Gupta does sound some hopeful notes. In particular, he says the study shows Medicaid has allowed some poor people who previously had coverage now have more choice of providers, leading them to move from public to private hospitals and better physicians.
“I think it’s reasonable to at least examine the evidence and see what kind of bang we’re getting for this buck,” he notes.
We think so, too, especially in Nevada. As reported in our 2016 Popular Annual Financial Report, Medicaid is the largest single state expenditure at $3.2-billion, or 29 percent of total state spending. And health and social services spending, driven mainly by Medicaid expansion, has been the fastest growing part of state spending by far, now topping $5.111-billion, or 47 percent of the total.
As we also noted, expansion of publicly funded health care has been accompanied by a decline in rates of private insurance coverage. We also observed that expanded Medicaid coverage does not improve objective health care outcomes and only further endangers the most vulnerable populations.

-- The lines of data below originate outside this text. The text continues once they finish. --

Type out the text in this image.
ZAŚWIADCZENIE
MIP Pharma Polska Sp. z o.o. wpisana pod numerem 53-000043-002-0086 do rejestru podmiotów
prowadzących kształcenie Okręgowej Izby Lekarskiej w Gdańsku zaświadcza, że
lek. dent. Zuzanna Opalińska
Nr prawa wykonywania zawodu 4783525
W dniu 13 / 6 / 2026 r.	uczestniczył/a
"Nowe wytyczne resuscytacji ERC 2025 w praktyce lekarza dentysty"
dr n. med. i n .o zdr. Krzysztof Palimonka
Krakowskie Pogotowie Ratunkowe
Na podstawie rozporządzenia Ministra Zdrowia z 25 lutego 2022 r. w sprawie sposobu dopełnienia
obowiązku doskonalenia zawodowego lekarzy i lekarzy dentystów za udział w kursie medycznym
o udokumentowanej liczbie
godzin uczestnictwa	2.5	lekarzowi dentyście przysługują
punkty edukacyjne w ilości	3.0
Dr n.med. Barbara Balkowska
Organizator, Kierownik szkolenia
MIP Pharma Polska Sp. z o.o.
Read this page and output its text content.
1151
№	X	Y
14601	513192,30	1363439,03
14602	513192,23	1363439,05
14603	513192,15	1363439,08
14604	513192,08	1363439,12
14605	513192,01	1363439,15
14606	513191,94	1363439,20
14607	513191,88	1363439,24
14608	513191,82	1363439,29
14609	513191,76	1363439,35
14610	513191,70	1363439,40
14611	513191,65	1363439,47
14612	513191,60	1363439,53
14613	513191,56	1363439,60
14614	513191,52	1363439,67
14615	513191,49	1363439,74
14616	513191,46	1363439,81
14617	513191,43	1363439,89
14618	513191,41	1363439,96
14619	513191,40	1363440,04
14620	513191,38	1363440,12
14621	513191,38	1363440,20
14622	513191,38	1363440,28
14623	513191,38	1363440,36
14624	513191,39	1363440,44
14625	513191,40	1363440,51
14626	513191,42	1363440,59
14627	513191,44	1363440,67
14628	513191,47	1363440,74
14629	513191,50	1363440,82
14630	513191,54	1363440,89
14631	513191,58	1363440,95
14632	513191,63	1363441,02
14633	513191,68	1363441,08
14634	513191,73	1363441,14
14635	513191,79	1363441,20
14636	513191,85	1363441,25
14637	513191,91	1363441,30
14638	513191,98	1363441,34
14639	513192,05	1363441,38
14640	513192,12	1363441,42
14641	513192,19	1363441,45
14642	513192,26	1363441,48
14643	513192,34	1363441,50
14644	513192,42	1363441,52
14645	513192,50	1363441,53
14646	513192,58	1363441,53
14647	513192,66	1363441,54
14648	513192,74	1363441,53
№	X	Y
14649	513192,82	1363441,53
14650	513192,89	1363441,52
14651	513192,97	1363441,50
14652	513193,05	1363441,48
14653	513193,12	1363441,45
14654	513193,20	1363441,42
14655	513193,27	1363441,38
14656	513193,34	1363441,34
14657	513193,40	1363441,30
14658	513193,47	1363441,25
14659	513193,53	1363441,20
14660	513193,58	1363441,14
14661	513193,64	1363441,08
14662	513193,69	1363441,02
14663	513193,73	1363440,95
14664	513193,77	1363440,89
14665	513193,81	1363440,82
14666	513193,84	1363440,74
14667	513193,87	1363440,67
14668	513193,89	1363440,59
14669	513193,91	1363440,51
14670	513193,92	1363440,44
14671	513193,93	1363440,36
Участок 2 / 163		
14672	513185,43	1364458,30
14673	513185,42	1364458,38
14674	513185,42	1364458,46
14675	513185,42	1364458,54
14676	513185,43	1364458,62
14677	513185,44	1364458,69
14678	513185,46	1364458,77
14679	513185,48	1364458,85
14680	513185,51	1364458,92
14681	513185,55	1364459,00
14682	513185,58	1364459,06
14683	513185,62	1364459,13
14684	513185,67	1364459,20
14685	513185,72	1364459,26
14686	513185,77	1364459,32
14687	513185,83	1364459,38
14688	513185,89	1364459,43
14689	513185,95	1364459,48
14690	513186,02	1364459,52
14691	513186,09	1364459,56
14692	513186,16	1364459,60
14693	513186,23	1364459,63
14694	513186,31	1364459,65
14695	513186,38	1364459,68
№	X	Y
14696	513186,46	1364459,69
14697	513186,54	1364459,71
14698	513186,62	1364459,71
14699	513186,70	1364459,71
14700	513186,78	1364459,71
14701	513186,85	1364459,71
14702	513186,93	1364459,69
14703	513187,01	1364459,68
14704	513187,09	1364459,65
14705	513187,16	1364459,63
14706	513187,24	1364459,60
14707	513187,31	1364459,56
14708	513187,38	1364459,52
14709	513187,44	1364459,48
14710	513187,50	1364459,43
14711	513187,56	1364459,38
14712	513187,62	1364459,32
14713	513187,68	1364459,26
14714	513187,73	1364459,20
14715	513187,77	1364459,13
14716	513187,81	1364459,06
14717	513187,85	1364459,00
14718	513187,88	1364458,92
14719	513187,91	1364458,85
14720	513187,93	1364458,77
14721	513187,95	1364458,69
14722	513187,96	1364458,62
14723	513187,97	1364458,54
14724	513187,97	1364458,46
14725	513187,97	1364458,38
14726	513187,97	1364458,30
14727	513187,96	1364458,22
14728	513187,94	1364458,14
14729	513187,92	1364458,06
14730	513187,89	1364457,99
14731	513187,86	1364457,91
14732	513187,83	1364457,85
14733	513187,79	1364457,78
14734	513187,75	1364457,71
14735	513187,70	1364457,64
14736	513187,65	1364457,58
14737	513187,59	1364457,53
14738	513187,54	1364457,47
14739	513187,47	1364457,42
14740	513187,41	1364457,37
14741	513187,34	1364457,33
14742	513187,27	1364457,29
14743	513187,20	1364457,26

ObamaCare, Medicaid expansion, single-payer systems and other progressive schemes are all driven by simplistic narratives, not tough-minded analysis of experience and costs, risks and benefits.
In this case there were two false narratives. First, all people subsidized by ObamaCare don’t have access to care and thus suffer greatly. Second, screwing up the whole health insurance system to provide such access will have no unanticipated negative consequences – and will likely milk the well off and prudent people to subsidize recipients of public largess, allowing progressives to take credit because they forced others to pay for it.
So, expensive progressive politics are now blowing up in taxpayers’ faces.